12 A poker hand is a set of 5 cards randomly chosen from a deck of 52 cards. Find the probability of a

(c) four of a kind (four cards of the same face value).

There are 13 different ways a dealer could pick four of a kind (four 1s, four 2s, four 3s, four kings, etc). Given that four such cards are selected (without replacement), the likelihood of selecting a 5th card of any value is 1 in 48, because there are (\(52 - 48\)) cards left. Multiplying the probability of these two combinations together and then dividing by all of the combinations (picking 5 cards out of 52) yields the probability of dealing a 4 of a kind hand:

p12c <- (choose(13, 1) * choose(48, 1))/choose(52, 5)
p12c
## [1] 0.000240096


(d) full house (one pair and one triple, each of the same face value).

A full house is three of one face value and two of another. Given that there are 13 different sets of 4 face values in a card deck, and we initially need 3 of the same value, we initially take the \(n=13, r=1\) combination times the \(n=4, r=3\) combination to compute a frequency for selected 3 cards of the same value. Then, since there are 12 remaining face values for which we could select 2 cards, we multiply the \(n=12, r=1\) combination by the \(n=4, r=2\) combination. We then multiply both products by each other and divide by all of the combinations possible (n=52, r=5) to compute the probability:

p12d <- (choose(13, 1) * choose(4, 3) * choose(12, 1) * choose(4, 2))/choose(52, 5)
p12d
## [1] 0.001440576


(e) flush (five cards in a single suit but not a straight or royal flush).

There are 13 different ways of getting 5 cards in a single suit and 4 different suits (spades, clubs, hearts, and diamonds). Mutliplying the \(n=13, r=5\) combination by the \(n=4, r=1\) combination gives us the frequency for that outcome. However, these combinations include a royal flush or straight flush.

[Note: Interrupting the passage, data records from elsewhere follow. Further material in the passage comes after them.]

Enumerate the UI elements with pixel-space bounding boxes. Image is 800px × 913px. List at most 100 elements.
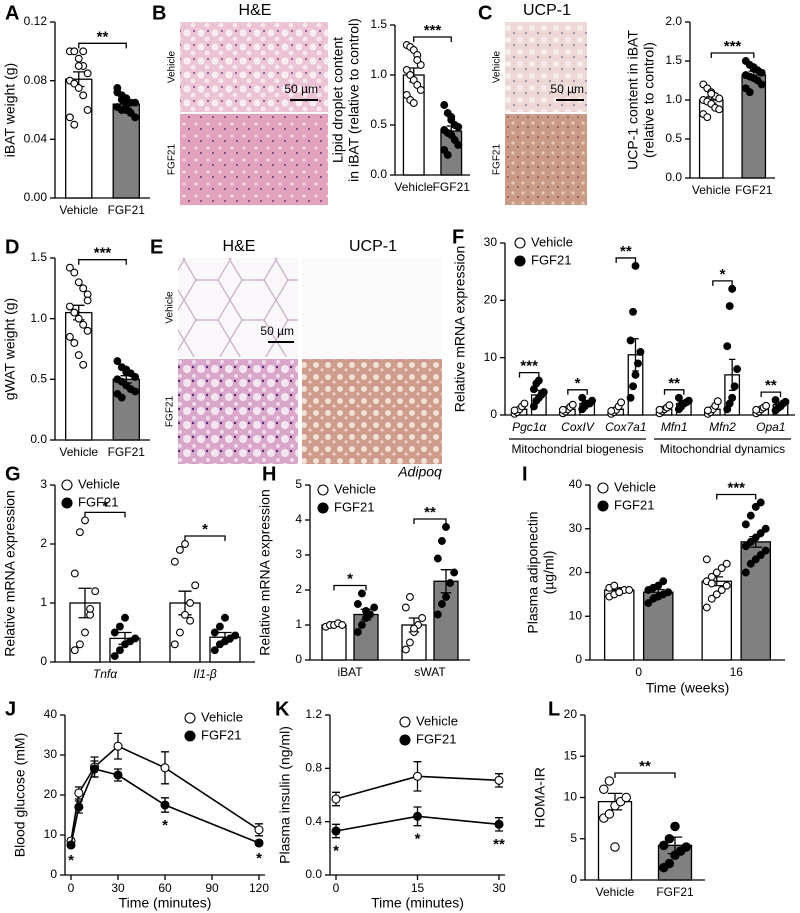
row-label: FGF21 <box>167 144 178 176</box>
group-label: Mitochondrial dynamics <box>660 442 785 456</box>
data-point <box>631 370 640 379</box>
histology-image <box>178 258 298 357</box>
y-tick-label: 3 <box>40 477 47 491</box>
data-point <box>353 628 362 636</box>
data-point <box>741 568 750 577</box>
data-point <box>83 69 92 78</box>
y-axis-label: Plasma insulin (ng/ml) <box>277 726 293 864</box>
data-point <box>625 586 634 594</box>
significance-label: * <box>256 850 262 867</box>
row-label: FGF21 <box>492 144 503 176</box>
data-point <box>186 616 195 625</box>
data-point <box>629 382 637 391</box>
panel-letter: F <box>452 226 464 248</box>
y-tick-label: 40 <box>44 707 58 721</box>
x-tick-label: CoxIV <box>561 420 595 434</box>
y-axis-label: Relative mRNA expression <box>452 246 468 413</box>
data-point <box>631 261 640 270</box>
data-point <box>707 89 716 98</box>
legend-marker <box>597 482 609 494</box>
legend-label: Vehicle <box>416 713 458 728</box>
row-label: Vehicle <box>165 291 176 324</box>
error-bar <box>440 569 452 594</box>
data-point <box>771 396 780 405</box>
legend-label: FGF21 <box>531 252 571 267</box>
data-point <box>175 628 184 637</box>
data-point <box>539 388 548 397</box>
histology-image <box>178 359 298 464</box>
image-title: UCP-1 <box>349 238 397 255</box>
data-point <box>664 588 673 597</box>
data-point <box>160 800 170 810</box>
significance-label: * <box>102 497 108 514</box>
group-label: Mitochondrial biogenesis <box>511 442 643 456</box>
data-point <box>442 523 450 531</box>
y-axis-label: (µg/ml) <box>541 551 557 595</box>
y-tick-label: 0 <box>570 872 577 886</box>
significance-label: ** <box>765 377 777 394</box>
legend-label: Vehicle <box>78 476 120 491</box>
panel-letter: I <box>522 463 528 485</box>
data-point <box>113 357 122 366</box>
y-axis-label: Lipid droplet content <box>330 37 346 163</box>
data-point <box>751 502 760 511</box>
panel-letter: L <box>548 698 560 720</box>
x-tick-label: FGF21 <box>433 180 471 194</box>
y-tick-label: 30 <box>44 747 58 761</box>
data-point <box>751 555 760 564</box>
y-tick-label: 1.5 <box>665 53 682 67</box>
data-point <box>629 307 637 316</box>
legend-label: FGF21 <box>201 727 241 742</box>
x-tick-label: Vehicle <box>596 885 635 899</box>
legend-label: Vehicle <box>614 479 656 494</box>
x-axis-label: Time (minutes) <box>371 895 464 911</box>
data-point <box>454 141 463 149</box>
data-point <box>131 98 140 107</box>
row-label: Vehicle <box>492 50 503 83</box>
data-point <box>413 56 422 64</box>
y-tick-label: 1.0 <box>370 67 387 81</box>
data-point <box>751 533 760 542</box>
data-point <box>79 284 88 293</box>
y-tick-label: 0.5 <box>30 372 47 386</box>
panel-letter: E <box>150 236 163 258</box>
legend-marker <box>399 716 411 728</box>
bar <box>353 613 379 661</box>
significance-label: * <box>68 852 74 869</box>
y-tick-label: 0.0 <box>370 167 387 181</box>
data-point <box>607 407 616 415</box>
data-point <box>703 113 712 122</box>
legend-marker <box>597 500 609 512</box>
data-point <box>113 88 122 97</box>
y-tick-label: 0 <box>40 654 47 668</box>
data-point <box>65 302 74 311</box>
y-tick-label: 20 <box>44 787 58 801</box>
y-axis-label: Blood glucose (mM) <box>12 733 28 858</box>
legend-marker <box>184 712 196 724</box>
data-point <box>433 554 442 563</box>
legend-label: Vehicle <box>531 234 573 249</box>
histology-image <box>180 114 328 205</box>
y-tick-label: 10 <box>569 608 583 622</box>
x-tick-label: Vehicle <box>59 203 98 217</box>
y-tick-label: 4 <box>295 512 302 526</box>
panel-letter: C <box>478 2 492 24</box>
y-tick-label: 20 <box>564 707 578 721</box>
chart-title: Adipoq <box>397 464 442 480</box>
data-point <box>447 116 456 124</box>
y-axis-label: HOMA-IR <box>532 767 548 828</box>
data-point <box>702 555 711 564</box>
data-point <box>762 401 771 410</box>
significance-bracket <box>333 584 367 591</box>
data-point <box>670 821 680 832</box>
histology-image <box>505 114 587 205</box>
data-point <box>707 594 716 603</box>
x-tick-label: 30 <box>111 881 125 895</box>
data-point <box>757 80 766 89</box>
data-point <box>412 811 423 821</box>
data-point <box>66 840 76 850</box>
data-point <box>450 568 459 577</box>
data-point <box>410 624 418 633</box>
y-tick-label: 0.04 <box>24 132 48 146</box>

There are 10 different ways a 5 cards could be a straight flush, one of which is a royal flush:

Ace - 2 - 3 - 4 - 5 2 - 3 - 4 - 5 - 6 3 - 4 - 5 - 6 - 7 4 - 5 - 6 - 7 - 8 5 - 6 - 7 - 8 - 9 6 - 7 - 8 - 9 - 10 7 - 8 - 9 - 10 - Jack 8 - 9 - 10 - Jack - Queen 9 - 10 - Jack - Queen - King 10 - Jack - Queen - King - Ace

Since there are four different suits, we can compute the frequency for a royal flush or straight flush by multiplying the \(n=10, r=1\) combination by the \(n=4, r=1\) combination. Then, we take this product and subtract it from the product computed for a flush, and then divide the result by all of the combinations possible (n=52, r=5):

# Frequency of flushes
f1 <- choose(13, 5) * choose(4, 1)
# Frequency of straight or royal flushes
f2 <- choose(10, 1) * choose(4, 1)
# Then subtract the frequency of straight or royal flushes from 
# the frequency of flushes and then divide by all possible draws
p12e <- (f1 - f2) / choose(52, 5)
p12e
## [1] 0.001965402


(f) straight (five cards in a sequence, not all the same suit). (Note that in straights, an ace counts high or low.)

As explained in (e), there are \(n=10, r=1\) combinations of 5 cards in a sequence. There are also 4 different suits, but because suit does not matter for a straight, and we’re selecting 5 cards, we need to take the \(n=4, r=1\) combination to the 5th power. Once the first combination is multiplied by the 2nd combination to the 5th power, the result is divided by all of the combinations possible (n=52, r=5) to compute the probability:

p12f <- (choose(10, 1) * (choose(4, 1)^5)) / choose(52, 5)
p12f